An article in the Lancet looks in detail at the impact and reports that:

The pandemic poses grave risks to the nutritional status and survival of young children in low-income and middle-income countries (LMICs). Of particular concern is an expected increase in child malnutrition, including wasting, due to steep declines in household incomes, changes in the availability and affordability of nutritious foods, and interruptions to health, nutrition, and social protection services

That article also reported that the International Food Policy Research Institute estimates an additional 140 million people will be thrown into living in extreme poverty on less than US$1·90 per day in 2020. And the World Food Programme says that the number of people in low and middle income countries facing acute food insecurity will nearly double to 265 million by the end of 2020.

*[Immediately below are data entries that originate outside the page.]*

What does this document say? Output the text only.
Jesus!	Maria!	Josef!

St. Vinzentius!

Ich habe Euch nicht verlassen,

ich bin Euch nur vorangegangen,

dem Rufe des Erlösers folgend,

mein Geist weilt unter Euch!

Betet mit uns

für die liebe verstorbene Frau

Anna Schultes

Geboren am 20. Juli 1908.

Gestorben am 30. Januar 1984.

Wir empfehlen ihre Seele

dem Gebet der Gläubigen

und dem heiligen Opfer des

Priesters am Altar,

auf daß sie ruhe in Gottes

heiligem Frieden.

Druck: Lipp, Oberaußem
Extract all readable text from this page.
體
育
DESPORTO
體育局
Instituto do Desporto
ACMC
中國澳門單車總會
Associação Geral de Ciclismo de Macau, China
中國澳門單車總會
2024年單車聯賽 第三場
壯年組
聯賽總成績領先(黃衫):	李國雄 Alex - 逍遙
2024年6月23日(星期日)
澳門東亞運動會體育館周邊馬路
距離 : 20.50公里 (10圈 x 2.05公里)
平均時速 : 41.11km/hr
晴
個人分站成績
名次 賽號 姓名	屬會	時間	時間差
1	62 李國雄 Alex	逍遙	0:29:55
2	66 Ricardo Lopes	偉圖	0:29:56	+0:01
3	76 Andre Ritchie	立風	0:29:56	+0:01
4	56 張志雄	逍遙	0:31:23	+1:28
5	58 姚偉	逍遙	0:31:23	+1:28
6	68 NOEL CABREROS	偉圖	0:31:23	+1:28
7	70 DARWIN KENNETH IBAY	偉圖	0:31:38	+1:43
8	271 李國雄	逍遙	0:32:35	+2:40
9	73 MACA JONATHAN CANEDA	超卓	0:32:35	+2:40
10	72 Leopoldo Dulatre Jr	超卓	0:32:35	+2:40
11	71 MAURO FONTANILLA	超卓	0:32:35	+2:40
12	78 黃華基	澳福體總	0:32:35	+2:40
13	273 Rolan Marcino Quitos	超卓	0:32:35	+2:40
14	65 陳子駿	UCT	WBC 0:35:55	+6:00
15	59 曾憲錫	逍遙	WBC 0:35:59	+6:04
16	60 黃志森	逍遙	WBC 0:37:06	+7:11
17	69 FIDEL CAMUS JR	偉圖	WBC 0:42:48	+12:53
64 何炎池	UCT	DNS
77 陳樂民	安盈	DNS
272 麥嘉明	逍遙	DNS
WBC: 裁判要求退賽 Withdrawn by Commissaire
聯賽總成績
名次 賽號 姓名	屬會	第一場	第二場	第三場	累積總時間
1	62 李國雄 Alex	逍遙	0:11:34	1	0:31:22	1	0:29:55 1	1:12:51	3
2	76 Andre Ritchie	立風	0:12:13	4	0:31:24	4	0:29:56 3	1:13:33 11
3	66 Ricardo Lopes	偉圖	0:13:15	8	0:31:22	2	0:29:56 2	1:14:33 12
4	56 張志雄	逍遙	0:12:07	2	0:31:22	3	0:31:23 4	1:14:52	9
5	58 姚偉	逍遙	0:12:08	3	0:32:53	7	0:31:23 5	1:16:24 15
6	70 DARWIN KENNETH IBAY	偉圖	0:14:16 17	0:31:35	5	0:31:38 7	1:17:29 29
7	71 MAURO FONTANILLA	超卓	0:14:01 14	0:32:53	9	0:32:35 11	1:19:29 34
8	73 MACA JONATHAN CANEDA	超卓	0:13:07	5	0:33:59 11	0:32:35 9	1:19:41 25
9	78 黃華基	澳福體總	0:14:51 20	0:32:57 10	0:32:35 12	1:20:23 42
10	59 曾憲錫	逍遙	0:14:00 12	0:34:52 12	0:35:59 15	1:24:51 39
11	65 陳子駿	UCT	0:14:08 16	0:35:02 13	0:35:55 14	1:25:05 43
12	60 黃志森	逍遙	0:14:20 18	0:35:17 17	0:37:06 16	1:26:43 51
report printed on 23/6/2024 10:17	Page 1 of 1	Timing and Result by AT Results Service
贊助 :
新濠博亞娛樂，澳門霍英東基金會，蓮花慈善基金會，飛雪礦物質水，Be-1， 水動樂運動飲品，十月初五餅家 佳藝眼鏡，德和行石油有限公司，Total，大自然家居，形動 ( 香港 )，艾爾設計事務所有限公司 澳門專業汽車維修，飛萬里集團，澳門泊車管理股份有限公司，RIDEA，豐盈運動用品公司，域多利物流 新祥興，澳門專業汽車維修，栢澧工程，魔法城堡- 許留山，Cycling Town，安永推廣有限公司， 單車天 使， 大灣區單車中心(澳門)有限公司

Sharp declines are expected in access to child health and nutrition services, similar to those seen during the 2014–16 outbreak of Ebola virus disease in sub-Saharan Africa.

Early in the pandemic, UNICEF estimated a 30% overall reduction in essential nutrition services coverage, reaching 75–100% in lockdown contexts, including in fragile countries where there are humanitarian crises.

On 5 November, the Government re-iterated its commitment to tackling hunger and malnutrition responding to a parliamentary question:

Prevention and treatment of malnutrition remains a priority for the UK as part of our commitment to end the preventable deaths of mothers, newborns and children, particularly as malnourished people are likely to be more severely affected by COVID-19. The wider impacts of COVID-19 are also predicted to increase malnutrition across Africa and Asia in particular.

The FCDO does not itself deliver the aid and humanitarian assistance but relies on developing country institutions, multilateral organisations and NGOs to do this.

A comparison with the global response to the Ebola outbreak in 2014 in parts of sub Saharan Africa noted that UN agencies and NGOs found themselves unprepared for a crisis of this nature, withdrawing personnel and closing down operations. The report notes:

This raises serious concerns about the overall capacity of the existing humanitarian system and agencies to respond to health-related crises.